As we descended the porch steps, no one shot at us. No one issued that
loonlike cry, either.
They were still out there, however, hiding in the dunes or below the
crest of the slope that fell to the beach. I could feel their
attention like the dangerous energy pending release in the coils of a
motionless, strike-poised rattlesnake.
Although Bobby had left his shotgun inside, he was vigilant.
Surveying the night as he accompanied me to my bike, he began to reveal
more interest in my story than he had admitted earlier: “This monkey
Angela mentioned “What about it?”
“What was it like?”
“Monkeylike.”
“Like a chimpanzee, an orangutan, or what?”
Gripping the handlebars of my bicycle and turning it around to walk it
through the soft sand, I said, “It was a rhesus monkey.
Didn’t I say?”
“How big?”
“She said two feet high, maybe twenty-five pounds.”
Gazing across the dunes, he said, “I’ve seen a couple myself.”

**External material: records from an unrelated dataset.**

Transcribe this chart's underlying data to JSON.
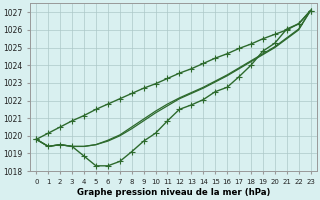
{
  "x": [
    0,
    1,
    2,
    3,
    4,
    5,
    6,
    7,
    8,
    9,
    10,
    11,
    12,
    13,
    14,
    15,
    16,
    17,
    18,
    19,
    20,
    21,
    22,
    23
  ],
  "line_deep_dip": [
    1019.8,
    1019.4,
    1019.5,
    1019.4,
    1018.85,
    1018.3,
    1018.3,
    1018.55,
    1019.1,
    1019.7,
    1020.15,
    1020.85,
    1021.5,
    1021.75,
    1022.05,
    1022.5,
    1022.75,
    1023.35,
    1024.0,
    1024.8,
    1025.25,
    1026.05,
    1026.35,
    1027.1
  ],
  "line_straight": [
    1019.8,
    1020.15,
    1020.5,
    1020.85,
    1021.15,
    1021.5,
    1021.8,
    1022.1,
    1022.4,
    1022.7,
    1022.95,
    1023.25,
    1023.55,
    1023.8,
    1024.1,
    1024.4,
    1024.65,
    1024.95,
    1025.2,
    1025.5,
    1025.75,
    1026.0,
    1026.35,
    1027.1
  ],
  "line_mid1": [
    1019.8,
    1019.4,
    1019.5,
    1019.4,
    1019.4,
    1019.5,
    1019.7,
    1020.0,
    1020.4,
    1020.85,
    1021.3,
    1021.7,
    1022.1,
    1022.4,
    1022.7,
    1023.05,
    1023.4,
    1023.8,
    1024.2,
    1024.6,
    1025.0,
    1025.5,
    1026.0,
    1027.1
  ],
  "line_mid2": [
    1019.8,
    1019.4,
    1019.5,
    1019.4,
    1019.4,
    1019.5,
    1019.75,
    1020.05,
    1020.5,
    1020.95,
    1021.4,
    1021.8,
    1022.15,
    1022.45,
    1022.75,
    1023.1,
    1023.45,
    1023.85,
    1024.25,
    1024.65,
    1025.05,
    1025.55,
    1026.05,
    1027.1
  ],
  "line_color": "#2d6a2d",
  "bg_color": "#d9f0f0",
  "grid_color": "#adc8c8",
  "xlabel": "Graphe pression niveau de la mer (hPa)",
  "ylim": [
    1018.0,
    1027.5
  ],
  "yticks": [
    1018,
    1019,
    1020,
    1021,
    1022,
    1023,
    1024,
    1025,
    1026,
    1027
  ],
  "xticks": [
    0,
    1,
    2,
    3,
    4,
    5,
    6,
    7,
    8,
    9,
    10,
    11,
    12,
    13,
    14,
    15,
    16,
    17,
    18,
    19,
    20,
    21,
    22,
    23
  ],
  "markersize": 2.8,
  "linewidth": 1.0
}
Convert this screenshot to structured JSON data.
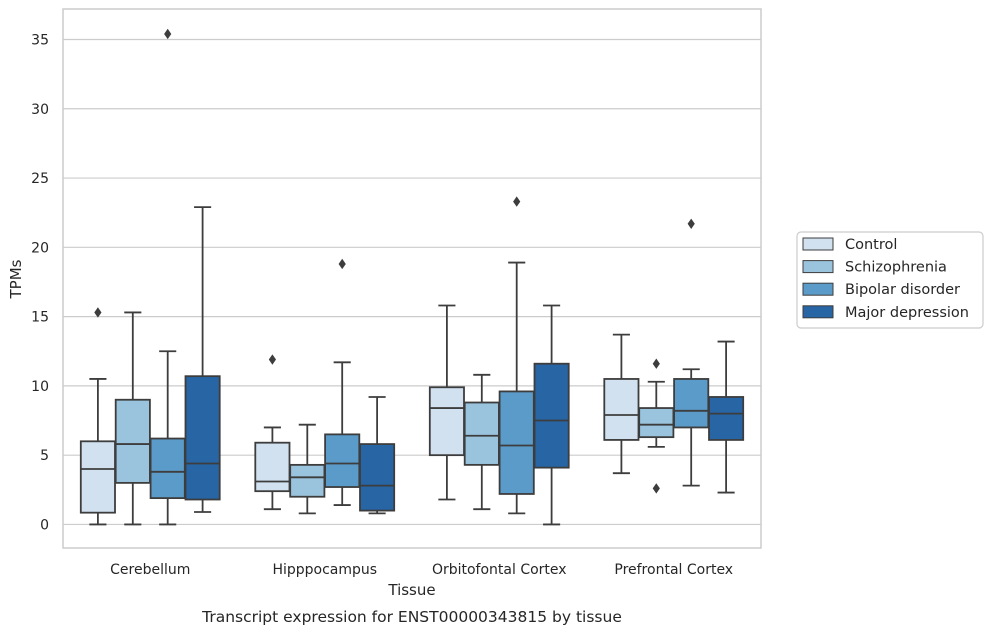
{
  "chart_data": {
    "type": "box",
    "xlabel": "Tissue",
    "ylabel": "TPMs",
    "caption": "Transcript expression for ENST00000343815 by tissue",
    "ylim": [
      -1.7,
      37.2
    ],
    "yticks": [
      0,
      5,
      10,
      15,
      20,
      25,
      30,
      35
    ],
    "grid": true,
    "legend_position": "right",
    "categories": [
      "Cerebellum",
      "Hipppocampus",
      "Orbitofontal Cortex",
      "Prefrontal Cortex"
    ],
    "series": [
      {
        "name": "Control",
        "color": "#d1e1f0",
        "boxes": [
          {
            "whislo": 0.0,
            "q1": 0.85,
            "med": 4.0,
            "q3": 6.0,
            "whishi": 10.5,
            "fliers": [
              15.3
            ]
          },
          {
            "whislo": 1.1,
            "q1": 2.4,
            "med": 3.1,
            "q3": 5.9,
            "whishi": 7.0,
            "fliers": [
              11.9
            ]
          },
          {
            "whislo": 1.8,
            "q1": 5.0,
            "med": 8.4,
            "q3": 9.9,
            "whishi": 15.8,
            "fliers": []
          },
          {
            "whislo": 3.7,
            "q1": 6.1,
            "med": 7.9,
            "q3": 10.5,
            "whishi": 13.7,
            "fliers": []
          }
        ]
      },
      {
        "name": "Schizophrenia",
        "color": "#9ac4dd",
        "boxes": [
          {
            "whislo": 0.0,
            "q1": 3.0,
            "med": 5.8,
            "q3": 9.0,
            "whishi": 15.3,
            "fliers": []
          },
          {
            "whislo": 0.8,
            "q1": 2.0,
            "med": 3.4,
            "q3": 4.3,
            "whishi": 7.2,
            "fliers": []
          },
          {
            "whislo": 1.1,
            "q1": 4.3,
            "med": 6.4,
            "q3": 8.8,
            "whishi": 10.8,
            "fliers": []
          },
          {
            "whislo": 5.6,
            "q1": 6.3,
            "med": 7.2,
            "q3": 8.4,
            "whishi": 10.3,
            "fliers": [
              11.6,
              2.6
            ]
          }
        ]
      },
      {
        "name": "Bipolar disorder",
        "color": "#5b9bc9",
        "boxes": [
          {
            "whislo": 0.0,
            "q1": 1.9,
            "med": 3.8,
            "q3": 6.2,
            "whishi": 12.5,
            "fliers": [
              35.4
            ]
          },
          {
            "whislo": 1.4,
            "q1": 2.7,
            "med": 4.4,
            "q3": 6.5,
            "whishi": 11.7,
            "fliers": [
              18.8
            ]
          },
          {
            "whislo": 0.8,
            "q1": 2.2,
            "med": 5.7,
            "q3": 9.6,
            "whishi": 18.9,
            "fliers": [
              23.3
            ]
          },
          {
            "whislo": 2.8,
            "q1": 7.0,
            "med": 8.2,
            "q3": 10.5,
            "whishi": 11.2,
            "fliers": [
              21.7
            ]
          }
        ]
      },
      {
        "name": "Major depression",
        "color": "#2765a5",
        "boxes": [
          {
            "whislo": 0.9,
            "q1": 1.8,
            "med": 4.4,
            "q3": 10.7,
            "whishi": 22.9,
            "fliers": []
          },
          {
            "whislo": 0.8,
            "q1": 1.0,
            "med": 2.8,
            "q3": 5.8,
            "whishi": 9.2,
            "fliers": []
          },
          {
            "whislo": 0.0,
            "q1": 4.1,
            "med": 7.5,
            "q3": 11.6,
            "whishi": 15.8,
            "fliers": []
          },
          {
            "whislo": 2.3,
            "q1": 6.1,
            "med": 8.0,
            "q3": 9.2,
            "whishi": 13.2,
            "fliers": []
          }
        ]
      }
    ]
  }
}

Surprised, leaning the bike against the porch railing again, I said,
“Rhesus monkeys? Out here?”
“Some kind of monkeys, about that size.”
There is, of course, no species of monkey native to California.
The only primates in its woods and fields are human beings.
Bobby said, “Caught one looking in a window at me one night.
Went outside, and it was gone.”
“When was this?”
“Maybe three months ago.”
Orson moved between us, as if for comfort.
I said, “You’ve seen them since?”
“Six or seven times. Always at night. They’re secretive. But they’re
also bolder lately. They travel in a troop.”
“Troop?”
“Wolves travel in a pack. Horses in a herd. With monkeys, it’s called
a troop.”
“You’ve been doing research. How come You haven’t told me about
this?”
He was silent, watching the dunes.
I was watching them, too. “Is that what’s out there now?”